Menacing danger sets the tone in Matthew’s telling of the Christmas story. Why? Might the danger inherent in the Messiah’s birth be worth remembering lest we forget it amidst the light-filled cuddle fest of Christmas? Immediately after Matthew presents Jesus’ genealogy and the story of Jesus’ miraculous conception, Herod looms large.
In the time of King Herod, after Jesus was born in Bethlehem of Judea, wise men from the East came to Jerusalem,asking, “Where is the child who has beenborn king of the Jews? For we observed his star at its rising, and have come to pay him homage.” When King Herod heard this, he was frightened, and all Jerusalem with him…
When a king is frightened, violence draws near. The reason for Herod’s fear is obvious: the wise men speak of a coming king, and kings do not cede power lightly.The prospect of another king marks a threat to Herod’s reign, which is why one wonders about the wisdom of the wise men in our narrative. Why do they herald a coming king to the current one? Why do they appear to take Herod at his word when he expresses his wish to offer the child homage? Doesn’t seem too wise to me. Contemporary readers regard Herod as murderously misguided. Jesus posed no threat to Herod as our Lord’s kingdom is “not of this world.” We accept that Jesus did not aspire to conventional political power. So, the tragedy of Herod — and what comes next, namely the Massacre of the Innocents — is especially grievous because unnecessary. Jesus does not want Herod’s throne.

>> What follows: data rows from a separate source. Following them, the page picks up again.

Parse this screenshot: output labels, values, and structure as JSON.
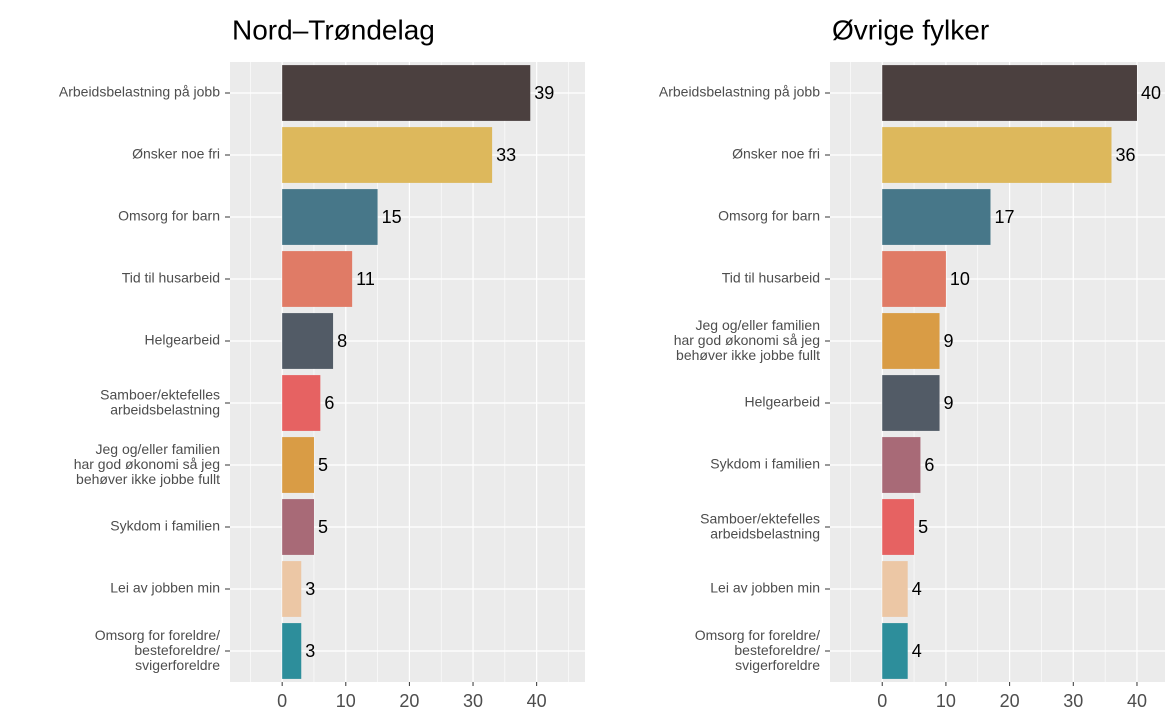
{
  "chart_data": [
    {
      "type": "bar",
      "orientation": "horizontal",
      "title": "Nord–Trøndelag",
      "categories": [
        "Arbeidsbelastning på jobb",
        "Ønsker noe fri",
        "Omsorg for barn",
        "Tid til husarbeid",
        "Helgearbeid",
        "Samboer/ektefelles\narbeidsbelastning",
        "Jeg og/eller familien\nhar god økonomi så jeg\nbehøver ikke jobbe fullt",
        "Sykdom i familien",
        "Lei av jobben min",
        "Omsorg for foreldre/\nbesteforeldre/\nsvigerforeldre"
      ],
      "values": [
        39,
        33,
        15,
        11,
        8,
        6,
        5,
        5,
        3,
        3
      ],
      "colors": [
        "#4b403f",
        "#ddb85c",
        "#477789",
        "#e07b66",
        "#525b66",
        "#e66262",
        "#d99c45",
        "#a86a77",
        "#ecc7a5",
        "#2d8e9b"
      ],
      "xlim": [
        -8.2,
        47.6
      ],
      "xticks": [
        0,
        10,
        20,
        30,
        40
      ],
      "grid": true
    },
    {
      "type": "bar",
      "orientation": "horizontal",
      "title": "Øvrige fylker",
      "categories": [
        "Arbeidsbelastning på jobb",
        "Ønsker noe fri",
        "Omsorg for barn",
        "Tid til husarbeid",
        "Jeg og/eller familien\nhar god økonomi så jeg\nbehøver ikke jobbe fullt",
        "Helgearbeid",
        "Sykdom i familien",
        "Samboer/ektefelles\narbeidsbelastning",
        "Lei av jobben min",
        "Omsorg for foreldre/\nbesteforeldre/\nsvigerforeldre"
      ],
      "values": [
        40,
        36,
        17,
        10,
        9,
        9,
        6,
        5,
        4,
        4
      ],
      "colors": [
        "#4b403f",
        "#ddb85c",
        "#477789",
        "#e07b66",
        "#d99c45",
        "#525b66",
        "#a86a77",
        "#e66262",
        "#ecc7a5",
        "#2d8e9b"
      ],
      "xlim": [
        -8.2,
        44.4
      ],
      "xticks": [
        0,
        10,
        20,
        30,
        40
      ],
      "grid": true
    }
  ]
}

But what if there’s more to the story? True, Jesus does not seek to rule, but Jesus’ message was anything but apolitical. Far from it. To proclaim the good news that folks on the underside—the poor, the marginalized, the mourners, and the meek—matter to God is profoundly political. God’s commitment to the oppressed has always threatened conventional top-down power configurations. It is no accident of history that life expectancy among prophets—ancient and modern—tends to be very low.
Prophets do not desire political power, but they threaten its very foundations. They do so by proclaiming that God judges societies by how the most vulnerable in those societies are faring. Sadly, even in our putatively democratic nations, financial and corporate elites still dictate policy. According to the Carbon Majors Report, 100 companies are responsible for 71% of the world’s greenhouse gas emissions since 1988. These companies are responsible for the grave state of the health of the planet and its inhabitants, human and non-human alike.

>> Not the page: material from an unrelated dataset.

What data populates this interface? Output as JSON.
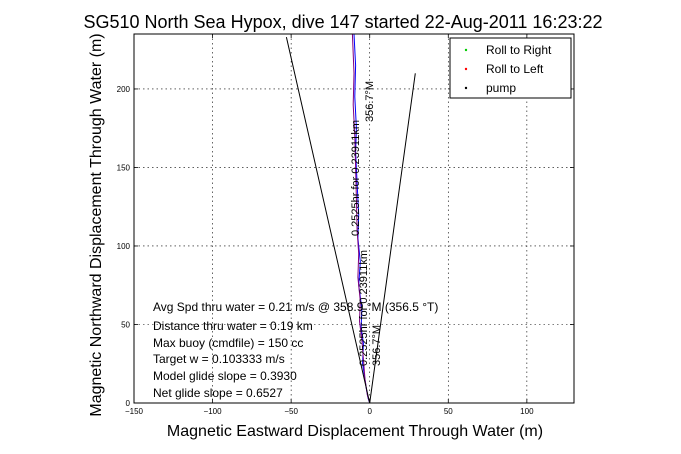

Those who seek political power accept such top-down power configurations in the name of “realpolitik” — prioritizing practical matters over ethics or ideology. By contrast, God esteems the power of love over the love of power. God refuses to regard any hierarchy as fixed and immovable. That refusal threatens those who wield political power because it upends our very understanding of power itself. Power is not finally about coercion; authentic power lies in love’s capacities for persuasion.
Christmas turns the world upside down. God rules not from heaven on high but has entered into the muck and fragile glory of creaturely life through Mary’s womb. God is not up there, nearer to those who sit on their elevated thrones, but down here among the lowly. That remains, as ever, the radical message of the Christmas season.
As strange as it may seem to say this, Herod understood the topsy-turvy implications of the Messiah’s birth better than many would-be Jesus followers who are caught up in the consumerist frenzy that is, even now, nipping at our heels.
May we, with Herod, learn once again to see Christmas as the dangerous and disturbing holiday it truly is.